Выбрать главу

Конечно, это сложный, противоречивый процесс, доселе никогда, ни в одной стране не происходивший. Нужна новая идеология, все старые понятия, старая тактика, старые партийные программы испепелились в огне революционного пожара: «Все были у власти, и все обанкротились, ибо все доныне действовавшие общественные силы были повинны в грехе догматизма, оторванности от народа, от подлинной жизненной действительности. Надо подвергнуть решительному пересмотру все старые понятия, все идейные и этические предпосылки нашего интеллигентского миросозерцания, начиная от непротивления злу насилием и кончая макиавеллизмом и террором недавних дней.

И пусть официальная печать на сей раз не изображает перелома в настроениях интеллигенции в тонах какой-то смехотворной карикатуры. Это все, изволите ли видеть, кающиеся интеллигенты, порода ничтожных, покаянных и хныкающих душ, которые, наконец-то, к исходу пятого года революции, начали кой-что понимать, кое-как научились плести лапти и вот теперь, отрезвевшие, покаянные, дураковатым елеем мазанные, пожаловали в нашу Каноссу. К счастью, это совсем не так. Процесс пересмотра и переоценки и глубже, и значительней, и серьезней. Мы исходим из мысли о всеобщем идеологическом провале — всеобщем, значит, без изъятий» (Новая Россия. Март 1922. № 1. С. 1–3).

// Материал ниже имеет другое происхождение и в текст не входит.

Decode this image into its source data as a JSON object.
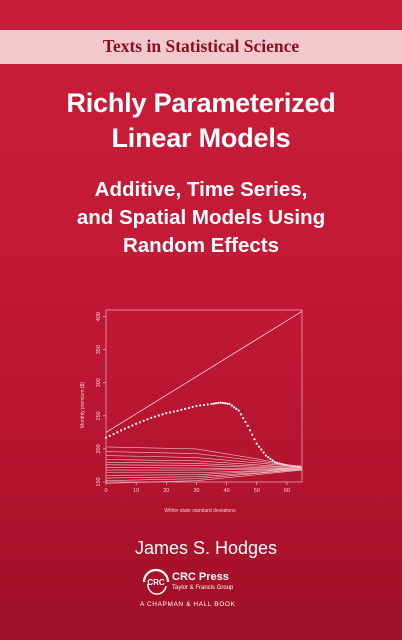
{
  "series": {
    "label": "Texts in Statistical Science"
  },
  "title": {
    "line1": "Richly Parameterized",
    "line2": "Linear Models"
  },
  "subtitle": {
    "line1": "Additive, Time Series,",
    "line2": "and Spatial Models Using",
    "line3": "Random Effects"
  },
  "author": "James S. Hodges",
  "publisher": {
    "logo": "CRC",
    "name": "CRC Press",
    "group": "Taylor & Francis Group",
    "imprint": "A CHAPMAN & HALL BOOK"
  },
  "colors": {
    "cover": "#c21935",
    "band": "#f2c7cd",
    "series_text": "#8a1020"
  },
  "chart_data": {
    "type": "line",
    "xlabel": "Within-state standard deviations",
    "ylabel": "Monthly premium ($)",
    "xlim": [
      0,
      65
    ],
    "ylim": [
      150,
      410
    ],
    "x_ticks": [
      "0",
      "10",
      "20",
      "30",
      "40",
      "50",
      "60"
    ],
    "y_ticks": [
      "150",
      "200",
      "250",
      "300",
      "350",
      "400"
    ],
    "series": [
      {
        "style": "line",
        "x": [
          0,
          65
        ],
        "y": [
          225,
          408
        ]
      },
      {
        "style": "dotted",
        "x": [
          0,
          5,
          10,
          15,
          20,
          25,
          30,
          35,
          38,
          41,
          44,
          47,
          50,
          53,
          56,
          59,
          62,
          65
        ],
        "y": [
          217,
          228,
          238,
          247,
          254,
          259,
          265,
          268,
          270,
          268,
          258,
          235,
          208,
          190,
          180,
          176,
          174,
          173
        ]
      },
      {
        "style": "line",
        "x": [
          0,
          30,
          50,
          65
        ],
        "y": [
          203,
          200,
          185,
          172
        ]
      },
      {
        "style": "line",
        "x": [
          0,
          30,
          50,
          65
        ],
        "y": [
          196,
          193,
          182,
          172
        ]
      },
      {
        "style": "line",
        "x": [
          0,
          30,
          50,
          65
        ],
        "y": [
          190,
          187,
          179,
          172
        ]
      },
      {
        "style": "line",
        "x": [
          0,
          30,
          50,
          65
        ],
        "y": [
          184,
          182,
          176,
          171
        ]
      },
      {
        "style": "line",
        "x": [
          0,
          30,
          50,
          65
        ],
        "y": [
          180,
          178,
          174,
          171
        ]
      },
      {
        "style": "line",
        "x": [
          0,
          30,
          50,
          65
        ],
        "y": [
          176,
          175,
          172,
          170
        ]
      },
      {
        "style": "line",
        "x": [
          0,
          30,
          50,
          65
        ],
        "y": [
          172,
          171,
          170,
          170
        ]
      },
      {
        "style": "line",
        "x": [
          0,
          30,
          50,
          65
        ],
        "y": [
          168,
          168,
          169,
          170
        ]
      },
      {
        "style": "line",
        "x": [
          0,
          30,
          50,
          65
        ],
        "y": [
          164,
          164,
          167,
          170
        ]
      },
      {
        "style": "line",
        "x": [
          0,
          30,
          50,
          65
        ],
        "y": [
          160,
          161,
          166,
          169
        ]
      },
      {
        "style": "line",
        "x": [
          0,
          30,
          50,
          65
        ],
        "y": [
          156,
          158,
          164,
          169
        ]
      },
      {
        "style": "line",
        "x": [
          0,
          30,
          50,
          65
        ],
        "y": [
          152,
          155,
          163,
          169
        ]
      },
      {
        "style": "line",
        "x": [
          0,
          30,
          50,
          65
        ],
        "y": [
          148,
          152,
          161,
          168
        ]
      }
    ]
  }
}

В статьях «Третья Россия» С. Адрианова, «Великий синтез» И. Лежнева, уже цитированной статье «Надо жить» Тана, в рецензиях, фельетонах, публикациях журнала — во всех материалах конкретизируется эта главная мысль — наступило время ответственных решений русской интеллигенции, которая молчала четыре года. Наступило время сотрудничества с советской властью, но только при условии полной гласности. И сотрудничать с советской властью — это вовсе не значит, писал С. Адрианов, возлюбить советскую власть и воспевать ей дифирамбы: «Верноподданнические чувства и овечья покорность — такой же непригодный материал для новой России, как и безответственная контрреволюционная болтовня». Ошибки советской власти чаще всего возникают из-за неосведомленности и невежества аппарата советской власти: «Канцелярии и управления кишат людьми недобросовестными и подкупными». Преступно не обратить на это внимание и не предложить свои честные услуги в административной службе. К этому призывают деятели «Новой России». Широкое привлечение старой интеллигенции в административный аппарат повысит культуру страны; введение независимого суда и гласности поможет вовлечь демократические слои страны, которые все еще не вовлечены в ее трудовой ритм. «Новые элементы оживающей России чувствуют себя по-иному. И прежде всего по-иному чувствует себя интеллигенция.

Та интеллигенция, о которой три года говорили, как о чем-то ненужном, обсуждали серьезно вопрос, кормить ли ее или не кормить, и если кормить, то как ее заставить работать — непременно заставить силком, — которую обзывали и злой, и худосочной, саботажной, буржуазной и ленивой, трясучей, как студень, и вместе непримиримой, как сам сатана. И вот оказалось, что интеллигенция тоже изменилась. Она прокипела в волшебном котле революции и вдруг помолодела, сбросила с костей два пуда ненужного сала и вместе с салом сбросила хилость и старость. И места под солнцем она уже не ищет, она его имеет, как свое неотъемлемое право, ибо она тоже есть часть революции, кость от ее костей, плоть от ее плоти», — писал Тан (Новая Россия. 1922. № 1. С. 37). Верой в то, что Россия возродится, встанет из пепла, заканчивает старый писатель В. Г. Тан (Богораз) свою статью «Надо жить».

Таковы лишь некоторые литературные новости, с которыми мог познакомиться Михаил Булгаков, читая журналы, газеты, сборники, альманахи, количество которых значительно увеличилось по сравнению с прошлым годом. И, судя по всему, значительно расширилась сфера идеологических поисков, творческих устремлений прозаиков и поэтов, публицистов и драматургов, историков и философов...

И снова как яблоко раздора чаще всего возникал Пушкин. Одни по-прежнему восхищались им, его творчеством, его гением, другие видели в нем лишь помещика, эксплуатировавшего крепостного мужика.